Lecturer: Dr Michalis Michael
Entry: Free
A lecture marking the effects of modernity on Cyprus's political culture invariably requires a postcolonial framework capable of explaining - or at least illuminating - structural processes and dynamics that underline Cyprus's colonial discourse.
Such debate involves an attempt to identify and reconcile those connections that, at first sight, are hidden from normative historiography and are often imbued by the orthodoxy of colonial presumptions. In this respect the lecture sets out to explore how an orientalist dictum permeated British political discourse and its command over a series of seminal historical junctures during its colonial rule in Cyprus.
Buttressed by structural changes and restrained by strategic considerations, the conduits of modernity and traditionalism lend residual expression to the contradictory interplay between colonialism and the assertiveness of group identity formation.
With the radicalization of Greek Cypriot nationalism, their demand for énosis morphed into an existentialist metaphor for the "Hellenic/Greekness" of Cyprus that ran contrary to the prevailing British orientalist framework.
Biography
Michális S. Michael is Senior Research Fellow and Deputy Director of the Centre for Dialogue at La Trobe University.
He has taught and published on international relations, conflict resolution, Australian foreign policy, interfaith/intercultural dialogue and the Cyprus conflict. He has been involved in various projects including 'Europe and Asia: Between Islam and the United States'; 'Australia's handling of tensions between Islam and the West since September 11' and 'International Conflict, Religion and Culture: Implications for Southeast Asia and Australia'.
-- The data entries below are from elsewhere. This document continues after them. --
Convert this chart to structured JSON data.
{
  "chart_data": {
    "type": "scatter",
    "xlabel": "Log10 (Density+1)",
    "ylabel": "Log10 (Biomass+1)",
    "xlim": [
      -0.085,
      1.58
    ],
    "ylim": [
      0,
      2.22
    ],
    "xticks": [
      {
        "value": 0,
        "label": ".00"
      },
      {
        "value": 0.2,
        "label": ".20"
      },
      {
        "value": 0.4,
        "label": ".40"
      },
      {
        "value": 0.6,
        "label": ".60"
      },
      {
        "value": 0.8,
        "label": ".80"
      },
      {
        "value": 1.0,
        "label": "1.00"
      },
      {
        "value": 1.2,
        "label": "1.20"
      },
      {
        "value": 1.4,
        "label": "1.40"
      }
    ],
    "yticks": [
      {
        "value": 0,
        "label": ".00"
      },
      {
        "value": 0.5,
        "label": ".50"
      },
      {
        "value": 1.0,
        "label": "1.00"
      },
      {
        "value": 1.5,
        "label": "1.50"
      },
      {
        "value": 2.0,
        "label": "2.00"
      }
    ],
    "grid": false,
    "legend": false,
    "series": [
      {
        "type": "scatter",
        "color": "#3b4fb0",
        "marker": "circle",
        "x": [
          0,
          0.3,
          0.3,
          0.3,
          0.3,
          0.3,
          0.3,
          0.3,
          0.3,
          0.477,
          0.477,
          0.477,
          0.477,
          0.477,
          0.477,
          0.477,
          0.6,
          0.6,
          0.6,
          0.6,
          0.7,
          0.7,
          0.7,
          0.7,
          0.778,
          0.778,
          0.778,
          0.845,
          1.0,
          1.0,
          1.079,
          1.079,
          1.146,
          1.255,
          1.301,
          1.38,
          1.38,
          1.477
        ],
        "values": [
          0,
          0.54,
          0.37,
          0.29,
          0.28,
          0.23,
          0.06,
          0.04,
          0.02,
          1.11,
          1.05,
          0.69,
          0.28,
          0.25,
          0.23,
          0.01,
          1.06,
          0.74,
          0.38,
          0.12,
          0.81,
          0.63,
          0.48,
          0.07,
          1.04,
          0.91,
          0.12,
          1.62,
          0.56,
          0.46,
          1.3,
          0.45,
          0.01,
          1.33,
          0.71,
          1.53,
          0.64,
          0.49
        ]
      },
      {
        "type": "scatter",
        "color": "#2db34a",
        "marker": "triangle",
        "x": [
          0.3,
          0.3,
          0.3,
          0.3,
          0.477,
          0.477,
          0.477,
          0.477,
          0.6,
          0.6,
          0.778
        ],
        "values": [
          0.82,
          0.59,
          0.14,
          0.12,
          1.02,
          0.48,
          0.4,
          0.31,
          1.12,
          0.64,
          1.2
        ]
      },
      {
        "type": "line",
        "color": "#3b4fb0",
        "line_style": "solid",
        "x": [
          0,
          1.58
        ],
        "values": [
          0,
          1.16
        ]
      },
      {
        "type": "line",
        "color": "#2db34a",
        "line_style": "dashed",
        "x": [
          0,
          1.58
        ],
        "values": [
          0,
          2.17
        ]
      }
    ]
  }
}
He coordinates the 'Diaspora Dialogue Programme'; facilitated the 'Cypriot Academic Dialogue'; and currently heads the 'Capacity Building for Reconciling Divided Communities in Australia' project. Dr Michael's publications include: Cyprus in the Modern World (2005); Asia-Pacific Geopolitics: Hegemony versus Human Security, (co-editor, 2007); Europe between Islam and the United States (co-editor, 2008); Civilizational Dialogue and World Order: The Other Politics of Cultures, Religions and Civilizations in International Relations (2009); Negotiating History: Resolving the Cyprus Conflict (2009, revised 2011), Greek translation (Papazissis Press, 2011) and Turkish translation (Bilgi University Press, 2013).